Harvey Broadbent, an authority on the Gallipoli campaign, supervised the collection of information, strategy and historic detail on the day to ensure accuracy and impartiality for both sides. His in-depth understanding allowed the team to plot the course of events, movement of people and connections between them, across the terrain.
Sam took on the role of producer, editor, director and script developer armed with the full Adobe CS4 Suite and Flash 10, with the Flex web application framework, as his 3D environment. Google Earth, although only containing modern geographical data, was used as a development tool to integrate the latitude/longitude data. His team exported KML files containing coordinates to Google Earth to locate the specific events they wanted to place on the site.

3D Animation
Because the project’s budget wouldn’t allow for moving animation, Plastic Wax, generously providing their talents at low cost, produced the static 3D characters, trenches, structures, boats, weapons for the 3D animation from Sam’s storyboards and research documents, photos and illustrations, using Maya. The ABC team then took over with Cinema 4D to create the 3D camera, lighting and rendering for diorama-like sequences taking place during the day.
Consequently, camera motion, changes in lighting to reflect time of day and light sources such as explosions, artistic rendering and all-important sound track provide the drama and action for the site’s animation. The critical work of sound designer, composer and mixer Roberto Salvatore integrated narration by actress Lucy Bell, diaries and letters read by actors Hugo Weaving, Quentin McDermott, Vecihi Ba?arin and Yusuf Nidai, vocal and various other sound effects – with the images, animation and video clips.

Flyover Navigation
The best way to take advantage of the extensive geographical data is to enter the Anzac Landing in 3D section and simply explore the timeline and map. At any moment of the day, you can take a flyover of the region navigating with a compass provided at the side of the screen, or simply by dragging your cursor. If you click on any of the map symbols that appear, you will gain access to information about specific events and people, stored as videos with sound, photos, recorded interviews, animated sequences or text.
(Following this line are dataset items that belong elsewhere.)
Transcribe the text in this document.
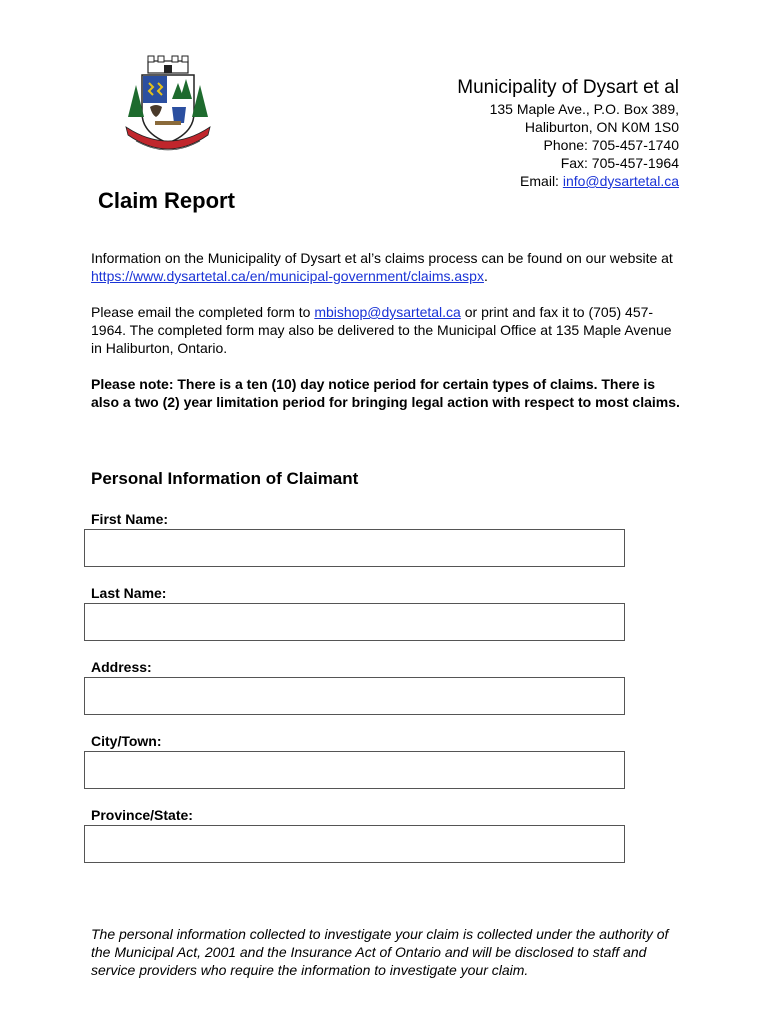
Municipality of Dysart et al
135 Maple Ave., P.O. Box 389,
Haliburton, ON K0M 1S0
Phone: 705-457-1740
Fax: 705-457-1964
Email: info@dysartetal.ca
Claim Report
Information on the Municipality of Dysart et al’s claims process can be found on our website at https://www.dysartetal.ca/en/municipal-government/claims.aspx.
Please email the completed form to mbishop@dysartetal.ca or print and fax it to (705) 457-1964. The completed form may also be delivered to the Municipal Office at 135 Maple Avenue in Haliburton, Ontario.
Please note: There is a ten (10) day notice period for certain types of claims. There is also a two (2) year limitation period for bringing legal action with respect to most claims.
Personal Information of Claimant
First Name:
Last Name:
Address:
City/Town:
Province/State:
The personal information collected to investigate your claim is collected under the authority of the Municipal Act, 2001 and the Insurance Act of Ontario and will be disclosed to staff and service providers who require the information to investigate your claim.
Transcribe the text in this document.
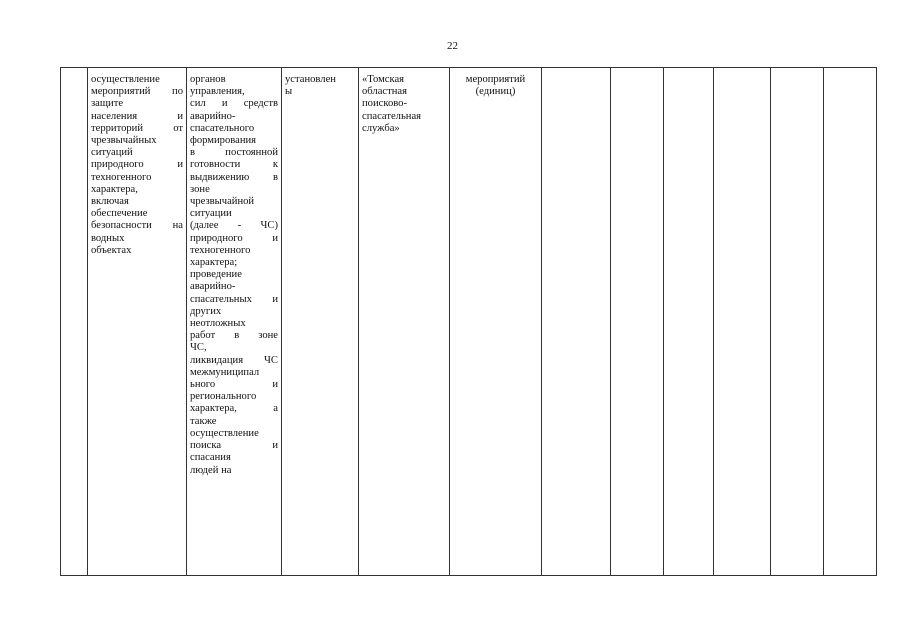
22

осуществление
мероприятий по
защите
населения и
территорий от
чрезвычайных
ситуаций
природного и
техногенного
характера,
включая
обеспечение
безопасности на
водных
объектах

органов
управления,
сил и средств
аварийно-
спасательного
формирования
в постоянной
готовности к
выдвижению в
зоне
чрезвычайной
ситуации
(далее - ЧС)
природного и
техногенного
характера;
проведение
аварийно-
спасательных и
других
неотложных
работ в зоне
ЧС,
ликвидация ЧС
межмуниципал
ьного и
регионального
характера, а
также
осуществление
поиска и
спасания
людей на

установлен
ы

«Томская
областная
поисково-
спасательная
служба»

мероприятий
(единиц)
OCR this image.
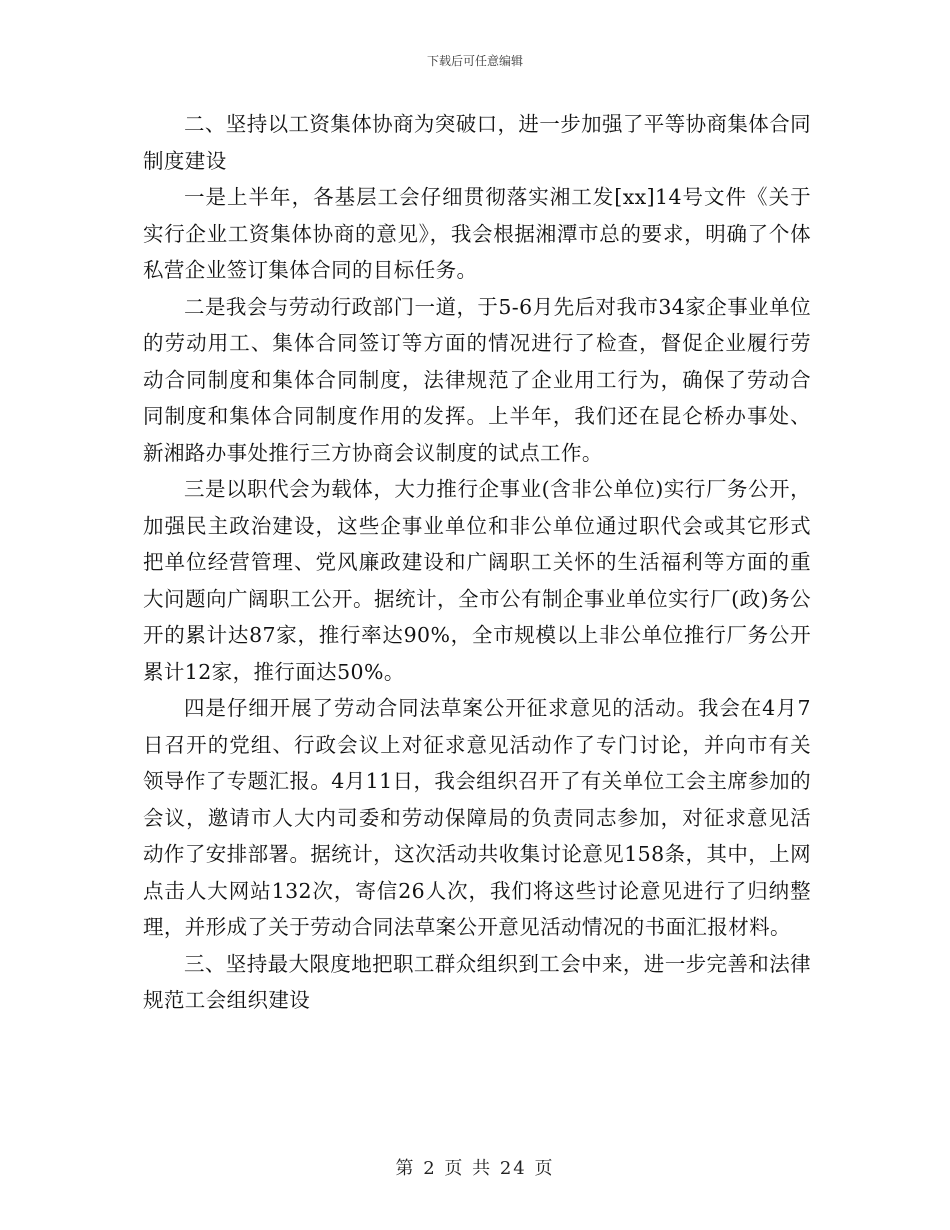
下载后可任意编辑

二、坚持以工资集体协商为突破口，进一步加强了平等协商集体合同制度建设

一是上半年，各基层工会仔细贯彻落实湘工发[xx]14号文件《关于实行企业工资集体协商的意见》，我会根据湘潭市总的要求，明确了个体私营企业签订集体合同的目标任务。

二是我会与劳动行政部门一道，于5-6月先后对我市34家企事业单位的劳动用工、集体合同签订等方面的情况进行了检查，督促企业履行劳动合同制度和集体合同制度，法律规范了企业用工行为，确保了劳动合同制度和集体合同制度作用的发挥。上半年，我们还在昆仑桥办事处、新湘路办事处推行三方协商会议制度的试点工作。

三是以职代会为载体，大力推行企事业(含非公单位)实行厂务公开，加强民主政治建设，这些企事业单位和非公单位通过职代会或其它形式把单位经营管理、党风廉政建设和广阔职工关怀的生活福利等方面的重大问题向广阔职工公开。据统计，全市公有制企事业单位实行厂(政)务公开的累计达87家，推行率达90%，全市规模以上非公单位推行厂务公开累计12家，推行面达50%。

四是仔细开展了劳动合同法草案公开征求意见的活动。我会在4月7日召开的党组、行政会议上对征求意见活动作了专门讨论，并向市有关领导作了专题汇报。4月11日，我会组织召开了有关单位工会主席参加的会议，邀请市人大内司委和劳动保障局的负责同志参加，对征求意见活动作了安排部署。据统计，这次活动共收集讨论意见158条，其中，上网点击人大网站132次，寄信26人次，我们将这些讨论意见进行了归纳整理，并形成了关于劳动合同法草案公开意见活动情况的书面汇报材料。

三、坚持最大限度地把职工群众组织到工会中来，进一步完善和法律规范工会组织建设

第 2 页 共 24 页
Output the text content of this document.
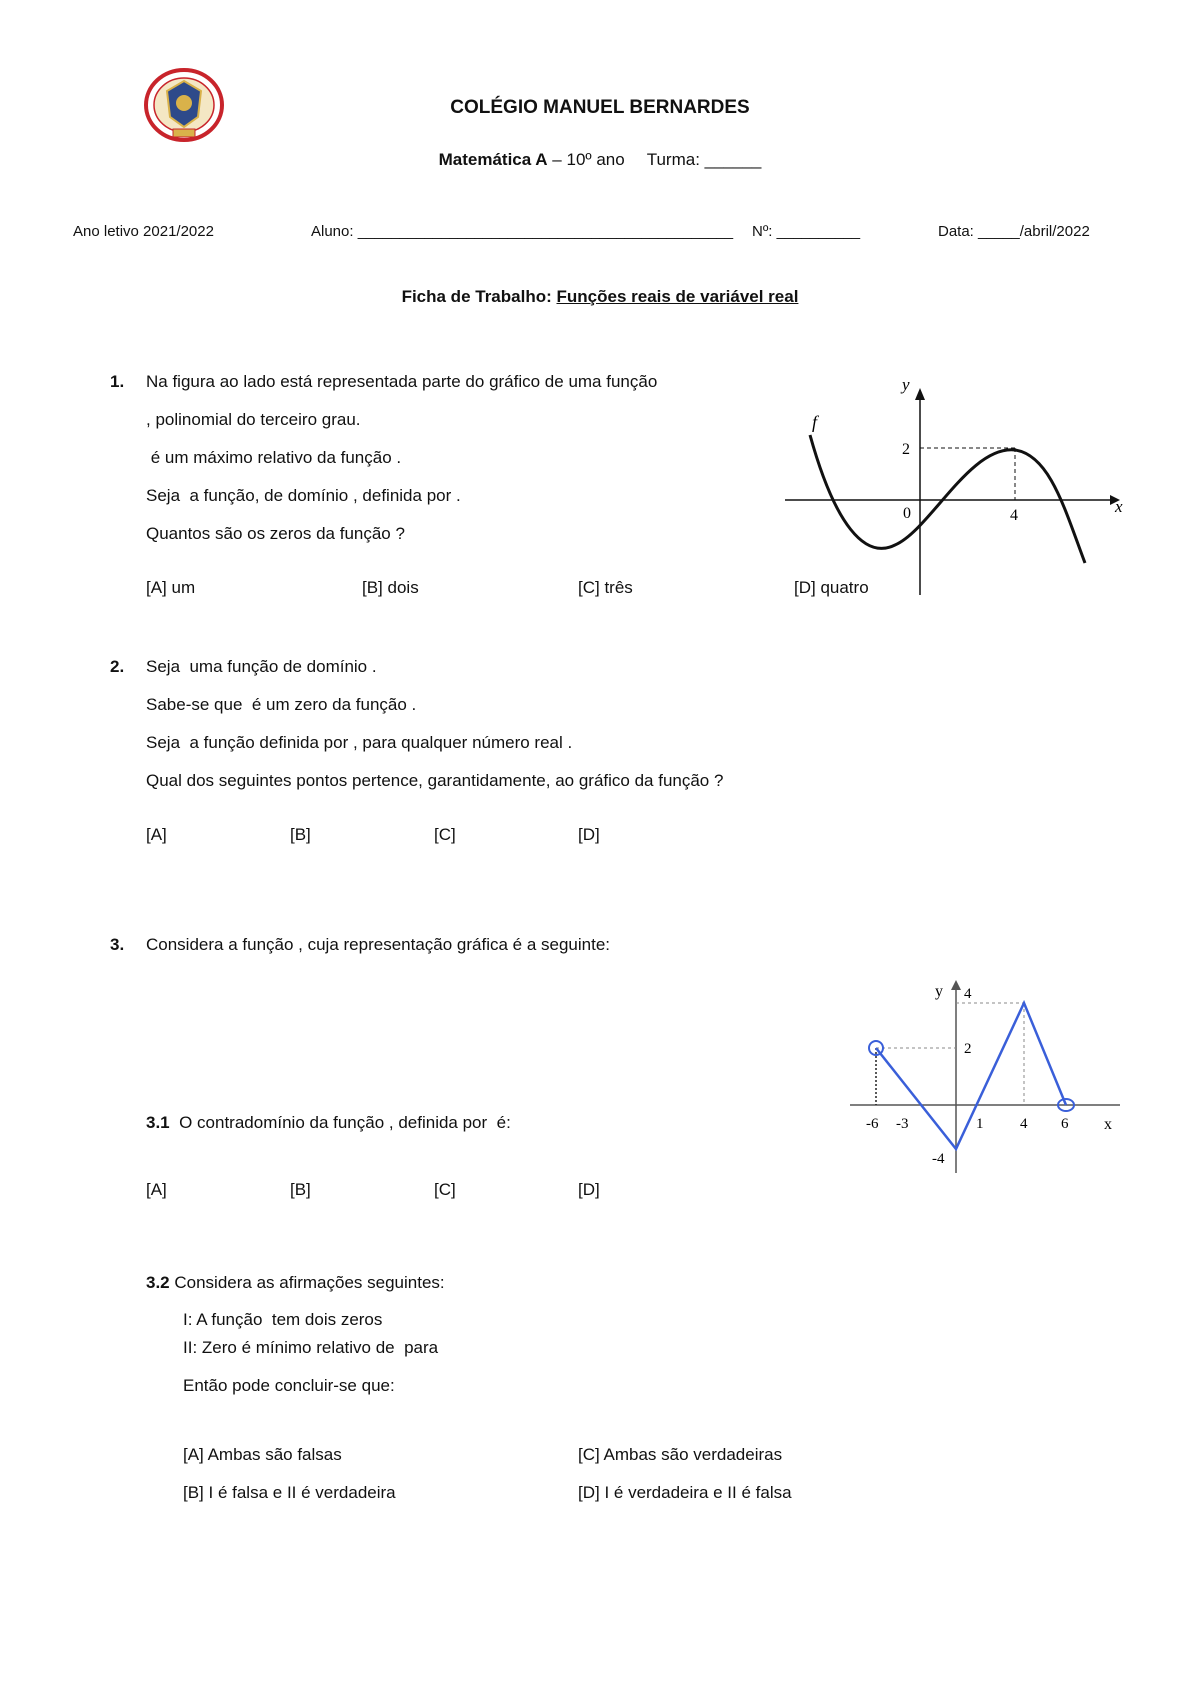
COLÉGIO MANUEL BERNARDES
Matemática A – 10º ano Turma: ______
Ano letivo 2021/2022	Aluno: _____________________________________________ Nº: __________	Data: _____/abril/2022
Ficha de Trabalho: Funções reais de variável real
1. Na figura ao lado está representada parte do gráfico de uma função
, polinomial do terceiro grau.
é um máximo relativo da função .
Seja  a função, de domínio , definida por .
Quantos são os zeros da função ?
[A] um	[B] dois	[C] três	[D] quatro
y
x
f
2
0	4
2. Seja  uma função de domínio .
Sabe-se que  é um zero da função .
Seja  a função definida por , para qualquer número real .
Qual dos seguintes pontos pertence, garantidamente, ao gráfico da função ?
[A]	[B]	[C]	[D]
3. Considera a função , cuja representação gráfica é a seguinte:
y 4
2
-4
-6 -3	1 4 6 x
3.1 O contradomínio da função , definida por  é:
[A]	[B]	[C]	[D]
3.2 Considera as afirmações seguintes:
I: A função  tem dois zeros
II: Zero é mínimo relativo de  para
Então pode concluir-se que:
[A] Ambas são falsas	[C] Ambas são verdadeiras
[B] I é falsa e II é verdadeira	[D] I é verdadeira e II é falsa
After each stop, you can return to the timeline and map and continue exploring, through time, 3D space or both. The flyovers themselves are XML scripts containing x,y and z coordinates plus a value for camera rotation for any journey point A to point B. Using this information, the Flash 10 ‘camera’ renders the view in between depending on the speed at which you travel with your cursor. To turn and look in another direction, use the compass dial.